Getting SHA256 Fingerprint

From EAS:

1. Open the terminal and execute:

eas credentials -p android

1. Select production environment
2. Copy the value for SHA256 Fingerprint

From Google Play Console:

1. Sign in to Google Play Console and open your app.

2. In the left menu go to Release (or Test and release) → Setup → App integrity (sometimes labeled Play App Signing / App signing).

3. In the App signing key certificate section you’ll see the certificate fingerprints (MD5, SHA‑1, SHA‑256). Copy the SHA‑256 certificate fingerprint shown there.

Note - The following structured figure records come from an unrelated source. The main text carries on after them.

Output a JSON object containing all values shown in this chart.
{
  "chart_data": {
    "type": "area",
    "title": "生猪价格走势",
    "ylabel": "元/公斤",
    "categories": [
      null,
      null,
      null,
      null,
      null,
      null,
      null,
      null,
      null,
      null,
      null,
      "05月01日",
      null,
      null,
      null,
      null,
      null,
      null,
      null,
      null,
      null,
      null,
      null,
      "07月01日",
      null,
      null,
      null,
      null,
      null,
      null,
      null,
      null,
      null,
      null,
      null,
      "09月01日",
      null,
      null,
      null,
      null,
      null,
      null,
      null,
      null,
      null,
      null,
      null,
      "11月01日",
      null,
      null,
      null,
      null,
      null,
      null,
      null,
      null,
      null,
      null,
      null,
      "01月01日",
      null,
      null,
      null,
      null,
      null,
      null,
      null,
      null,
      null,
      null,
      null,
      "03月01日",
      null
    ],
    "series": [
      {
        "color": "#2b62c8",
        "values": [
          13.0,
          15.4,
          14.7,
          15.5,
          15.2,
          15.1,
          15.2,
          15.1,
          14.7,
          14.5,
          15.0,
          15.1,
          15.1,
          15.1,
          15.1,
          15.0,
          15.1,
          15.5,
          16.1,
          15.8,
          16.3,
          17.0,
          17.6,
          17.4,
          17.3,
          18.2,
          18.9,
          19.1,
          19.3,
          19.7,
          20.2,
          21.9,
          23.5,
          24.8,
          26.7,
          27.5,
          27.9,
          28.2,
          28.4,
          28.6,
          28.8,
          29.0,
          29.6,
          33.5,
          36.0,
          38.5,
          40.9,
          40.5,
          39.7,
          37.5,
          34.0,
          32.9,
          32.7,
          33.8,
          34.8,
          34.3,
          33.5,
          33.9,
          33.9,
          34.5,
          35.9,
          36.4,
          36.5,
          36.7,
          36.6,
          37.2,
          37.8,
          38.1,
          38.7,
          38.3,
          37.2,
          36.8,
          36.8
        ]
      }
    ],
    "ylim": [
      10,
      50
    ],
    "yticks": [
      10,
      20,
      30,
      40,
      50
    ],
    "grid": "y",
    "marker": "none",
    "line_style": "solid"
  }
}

Testing Website Configuration

Verify Apple App Site Association:

curl -I https://www.myapp.com/.well-known/apple-app-site-association

Verify Android Asset Links:

curl -I https://www.myapp.com/.well-known/assetlinks.json

Both should return 200 OK with Content-Type: application/json.

Testing Deep Links

iOS Testing

1. Simulator Testing:

   xcrun simctl openurl booted "https://www.myapp.com/profile/123"
   

2. Device Testing:

   • Send the URL via Messages or Email
   • Use Notes app to create a clickable link
   • Test from Safari address bar

Android Testing

1. ADB Testing:

   adb shell am start -a android.intent.action.VIEW \
     -c android.intent.category.BROWSABLE \
     -d "http://wwww.myapp.com/reset-password?token=test"
   

2. Device Testing:

   • Use Chrome browser to navigate to your URL
   • Send via messaging apps
   • Test from other apps that handle links

Best Practices

1. URL Structure Design

Keep URLs simple and intuitive:

https://www.myapp.com/profile/123
https://www.myapp.com/product/awesome-sneakers
https://www.myapp.com/share?type=post&id=456

2. Graceful Fallbacks

Always provide web fallbacks:

• Create corresponding web pages for all deep link URLs
• Implement Progressive Web App (PWA) features
• Add “Open in App” banners on web pages

Troubleshooting

Common iOS Issues

1. Links not opening app:

   • Verify team ID and bundle ID in AASA file
   • Check associated domains entitlement
   • Ensure HTTPS and valid SSL certificate

2. AASA file not loading:

   • Check file accessibility: curl https://yoursite.com/.well-known/apple-app-site-association
   • Verify Content-Type header
   • Check for redirects (not allowed)
   • Make sure you are not using the .json extension

Common Android Issues

1. App Links not verified:

   • Check SHA256 fingerprint matches
   • Verify package name in assetlinks.json
   • Use adb shell dumpsys package domain-preferred-apps

2. Intent filters not working:

   • Ensure autoVerify="true" is set
   • Check scheme and host configuration
   • Verify BROWSABLE and DEFAULT categories

3. SendGrid updating the link sent by email:

   • Disable the click tracking

Testing Tools

• Apple App Site Association Validator
• Google Digital Asset Links Tester

Useful Links

• Apple Universal Links Documentation
• Android App Links Documentation
• Expo Docs: Android App Links
• Expo Docs: iOS Univesal Links

---

Remember to test deep links thoroughly on both platforms and various scenarios. Keep your association files updated when changing domains or app configurations. Always provide graceful fallbacks for better user experience.